Journal of Policy and Practice in Intellectual Disabilities

Published online on


In many countries, women and men with intellectual disability (ID) marry and have children of their own; however, in some countries, this is still taboo. Reproduction and parenting by people with ID is often a “hot” topic. Important questions related to this phenomenon include: Can people with ID provide “good enough” parenting? Can they be taught to be good parents? What about their children; should their children be taken away and cared for by someone else? Issues concerning healthcare that can support parenting, together with what supports are necessary for people to exercise the right to retain their fertility and to have their own family bear examination. In the Asia‐Pacific region, an expanding focus on disability rights, deinstitutionalization, and inclusive policies means that there are more opportunities for people with ID to become parents.
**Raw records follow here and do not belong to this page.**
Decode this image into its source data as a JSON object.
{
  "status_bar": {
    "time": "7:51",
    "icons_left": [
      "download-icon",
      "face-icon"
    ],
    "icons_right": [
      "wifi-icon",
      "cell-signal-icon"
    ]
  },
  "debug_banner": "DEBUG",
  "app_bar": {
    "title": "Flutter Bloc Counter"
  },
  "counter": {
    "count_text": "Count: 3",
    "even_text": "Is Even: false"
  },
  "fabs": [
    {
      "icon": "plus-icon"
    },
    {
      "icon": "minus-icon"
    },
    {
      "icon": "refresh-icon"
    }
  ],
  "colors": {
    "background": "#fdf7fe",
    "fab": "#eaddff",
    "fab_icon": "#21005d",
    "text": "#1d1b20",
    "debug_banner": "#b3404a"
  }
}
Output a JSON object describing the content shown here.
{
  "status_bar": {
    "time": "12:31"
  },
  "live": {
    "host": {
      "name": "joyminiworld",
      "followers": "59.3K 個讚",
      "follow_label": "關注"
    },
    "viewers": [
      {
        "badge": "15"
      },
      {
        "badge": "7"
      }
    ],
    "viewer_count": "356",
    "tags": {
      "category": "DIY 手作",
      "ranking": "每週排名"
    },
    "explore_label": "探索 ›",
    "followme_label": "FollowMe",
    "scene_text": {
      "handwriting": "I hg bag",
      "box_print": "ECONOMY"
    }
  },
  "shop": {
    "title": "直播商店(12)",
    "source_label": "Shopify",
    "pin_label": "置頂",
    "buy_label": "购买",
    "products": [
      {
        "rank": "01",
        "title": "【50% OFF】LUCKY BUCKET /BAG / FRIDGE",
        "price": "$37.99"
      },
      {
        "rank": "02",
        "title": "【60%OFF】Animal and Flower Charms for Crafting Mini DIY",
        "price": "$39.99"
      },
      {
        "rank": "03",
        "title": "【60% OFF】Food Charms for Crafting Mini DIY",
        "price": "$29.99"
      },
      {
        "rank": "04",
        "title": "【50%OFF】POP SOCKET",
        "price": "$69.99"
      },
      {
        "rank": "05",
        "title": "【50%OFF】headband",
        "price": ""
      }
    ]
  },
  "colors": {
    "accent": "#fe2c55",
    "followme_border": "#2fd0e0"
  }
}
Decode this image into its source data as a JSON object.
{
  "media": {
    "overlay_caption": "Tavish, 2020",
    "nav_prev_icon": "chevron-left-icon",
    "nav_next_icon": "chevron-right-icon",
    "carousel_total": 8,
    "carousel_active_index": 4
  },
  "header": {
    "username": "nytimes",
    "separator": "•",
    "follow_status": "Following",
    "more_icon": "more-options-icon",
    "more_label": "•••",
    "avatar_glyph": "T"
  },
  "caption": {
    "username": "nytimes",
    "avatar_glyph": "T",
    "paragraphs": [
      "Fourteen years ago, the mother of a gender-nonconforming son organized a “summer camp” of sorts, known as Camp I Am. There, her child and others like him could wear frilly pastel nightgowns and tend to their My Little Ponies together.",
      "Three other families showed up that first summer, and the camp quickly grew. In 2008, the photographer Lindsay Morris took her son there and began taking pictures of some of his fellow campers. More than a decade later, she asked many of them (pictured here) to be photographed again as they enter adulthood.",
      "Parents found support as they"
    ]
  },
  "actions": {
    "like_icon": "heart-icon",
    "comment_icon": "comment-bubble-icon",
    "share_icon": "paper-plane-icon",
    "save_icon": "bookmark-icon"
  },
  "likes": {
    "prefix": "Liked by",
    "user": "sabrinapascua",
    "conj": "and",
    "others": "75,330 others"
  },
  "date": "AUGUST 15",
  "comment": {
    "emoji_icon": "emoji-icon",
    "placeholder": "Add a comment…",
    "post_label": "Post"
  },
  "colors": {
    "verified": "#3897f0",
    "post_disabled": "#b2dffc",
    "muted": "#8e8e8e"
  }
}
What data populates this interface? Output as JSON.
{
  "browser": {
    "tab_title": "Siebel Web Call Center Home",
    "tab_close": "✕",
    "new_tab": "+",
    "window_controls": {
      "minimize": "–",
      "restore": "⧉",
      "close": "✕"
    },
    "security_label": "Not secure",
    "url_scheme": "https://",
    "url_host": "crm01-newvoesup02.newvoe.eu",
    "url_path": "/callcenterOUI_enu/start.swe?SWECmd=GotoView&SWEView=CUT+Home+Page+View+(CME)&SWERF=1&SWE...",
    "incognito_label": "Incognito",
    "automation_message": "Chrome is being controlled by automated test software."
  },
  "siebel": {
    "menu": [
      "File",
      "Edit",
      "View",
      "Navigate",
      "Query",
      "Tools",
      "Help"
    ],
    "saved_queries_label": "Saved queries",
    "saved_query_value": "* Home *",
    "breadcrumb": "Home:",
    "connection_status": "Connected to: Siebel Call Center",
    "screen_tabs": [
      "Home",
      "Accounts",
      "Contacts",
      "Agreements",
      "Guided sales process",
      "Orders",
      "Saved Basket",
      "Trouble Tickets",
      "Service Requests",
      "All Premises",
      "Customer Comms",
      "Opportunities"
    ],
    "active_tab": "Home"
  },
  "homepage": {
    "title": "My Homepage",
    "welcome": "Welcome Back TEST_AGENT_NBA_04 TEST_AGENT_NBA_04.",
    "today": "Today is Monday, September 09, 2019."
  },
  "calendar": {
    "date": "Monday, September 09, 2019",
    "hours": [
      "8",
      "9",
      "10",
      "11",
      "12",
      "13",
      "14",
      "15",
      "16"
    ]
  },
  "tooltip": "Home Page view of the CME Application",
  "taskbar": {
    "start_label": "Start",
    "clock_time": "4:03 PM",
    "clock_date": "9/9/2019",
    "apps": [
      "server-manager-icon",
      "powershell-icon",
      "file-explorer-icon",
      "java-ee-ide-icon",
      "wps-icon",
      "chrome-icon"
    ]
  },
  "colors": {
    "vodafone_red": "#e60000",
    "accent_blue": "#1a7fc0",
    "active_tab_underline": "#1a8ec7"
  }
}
The United Nations Convention on the Rights of Persons with Disabilities (CRPD) and the Incheon Strategy to “Make the Right Real” for Persons with Disabilities in Asia and the Pacific region both address these issues. Both promote disability‐inclusive policies and practices derived from a rights‐based framework; the right to reproduction is viewed as a fundamental human right and individual freedom. However, parenting rights and responsibilities are governed by cultural mores and societal traditions. Research primarily from high‐income countries across the last four decades demonstrates that most parents with ID can provide sufficiently good parenting when appropriate supports are in place. Research on this topic to advance policy and practice needs to happen in specific national, geographical, cultural, and societal contexts. Furthermore, policy development is required to meet the goals and targets of the Incheon Strategy. Regional networks and national organizations of and for people with disabilities are challenged to include reproductive care and parenting programs in their policy and advocacy work.